The role of alpha-MSH, its agonists, and C-AMP in in vitro avian melanocytes.

Little is known about the effect of alpha-MSH and other melanogenic stimulators on avian melanocytes. Tissue cultures of Barred Plymouth Rock regenerating feather melanocytes were established and the culture medium contained selected concentrations of alpha-MSH and other melanogenic stimulators in Ham's F-10 medium supplemented with antibiotics and 10% new born calf serum.
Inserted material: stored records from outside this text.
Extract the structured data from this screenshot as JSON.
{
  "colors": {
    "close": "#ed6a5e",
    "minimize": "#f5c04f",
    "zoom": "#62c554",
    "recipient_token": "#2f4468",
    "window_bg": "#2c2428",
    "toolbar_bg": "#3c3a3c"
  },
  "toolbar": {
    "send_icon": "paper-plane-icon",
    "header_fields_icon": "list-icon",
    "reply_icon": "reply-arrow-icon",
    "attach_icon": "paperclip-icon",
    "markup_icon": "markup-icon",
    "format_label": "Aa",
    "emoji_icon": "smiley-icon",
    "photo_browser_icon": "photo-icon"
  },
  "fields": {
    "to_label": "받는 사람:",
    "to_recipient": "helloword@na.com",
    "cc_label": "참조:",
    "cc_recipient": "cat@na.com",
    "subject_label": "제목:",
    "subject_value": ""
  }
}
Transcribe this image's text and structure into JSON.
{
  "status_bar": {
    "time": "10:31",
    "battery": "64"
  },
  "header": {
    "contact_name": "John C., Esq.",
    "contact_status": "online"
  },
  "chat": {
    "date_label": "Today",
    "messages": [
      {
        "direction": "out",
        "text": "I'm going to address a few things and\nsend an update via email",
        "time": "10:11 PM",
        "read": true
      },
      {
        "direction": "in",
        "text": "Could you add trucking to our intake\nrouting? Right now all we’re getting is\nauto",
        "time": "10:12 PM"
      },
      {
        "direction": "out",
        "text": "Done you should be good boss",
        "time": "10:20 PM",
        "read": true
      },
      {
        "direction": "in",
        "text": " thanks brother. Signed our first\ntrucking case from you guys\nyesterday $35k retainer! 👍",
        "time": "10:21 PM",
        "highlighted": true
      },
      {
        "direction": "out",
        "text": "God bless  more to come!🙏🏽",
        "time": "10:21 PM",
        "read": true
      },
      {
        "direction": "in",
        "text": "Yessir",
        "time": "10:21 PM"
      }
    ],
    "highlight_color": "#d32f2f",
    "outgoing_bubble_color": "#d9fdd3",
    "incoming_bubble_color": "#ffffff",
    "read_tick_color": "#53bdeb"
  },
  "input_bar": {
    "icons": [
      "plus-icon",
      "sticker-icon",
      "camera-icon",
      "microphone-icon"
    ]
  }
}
Cultures were maintained at 37 degrees C in 95% air/5% CO2. No increase in melanogenesis over control levels due to the addition of 10(-5) M Forskolin, 10(-4) M IBMX, 10(-3) M c-GMP, and 10(-3) M db-c-AMP was observed in the cultures on days 5 and 7. However, 2.5 (optimum), 5, and 10 micrograms/ml alpha-MSH and 10(-3) M 8-bromo-c-AMP significantly increased melanogenesis over control levels on days 5 and 7. The stimulation of melanogenesis was detectable by a significantly increased number of melanocytes containing numerous stage IV melanosomes. No increase in melanocyte cell number was observed in any of the experimental cultures. The addition of 1, 2 (optimum), or 3 mM calcium did enhance the increased pigmentation effect of 2.5 micrograms/ml alpha-MSH. Two very convincing experiments showed that c-AMP was the second messenger for alpha-MSH in these birds. First, the c-AMP inhibitor, 10(-3) M Rp-c-AMPS, completely inhibited the stimulatory effect of alpha-MSH in these in vitro melanocytes. Second, direct measurements of c-AMP levels in feather tissue showed a significant increase in c-AMP levels 10.min after alpha-MSH treatment. Controls received no alpha-MSH. The results showed that these avian melanocytes have alpha-MSH receptors and were able to respond to the hormone. C-AMP was the second messenger in this system. Apparently db-c-AMP was not able to enter these mature, highly-differentiated cells and c-AMP agonists, Forskolin and IBMX, were also either unable to enter these older cells or, if they did enter the cells, were unable to stimulate c-AMP production. Evidently the more lipophilic 8-bromo-c-AMP was able to enter these cells and stimulate melanogenesis.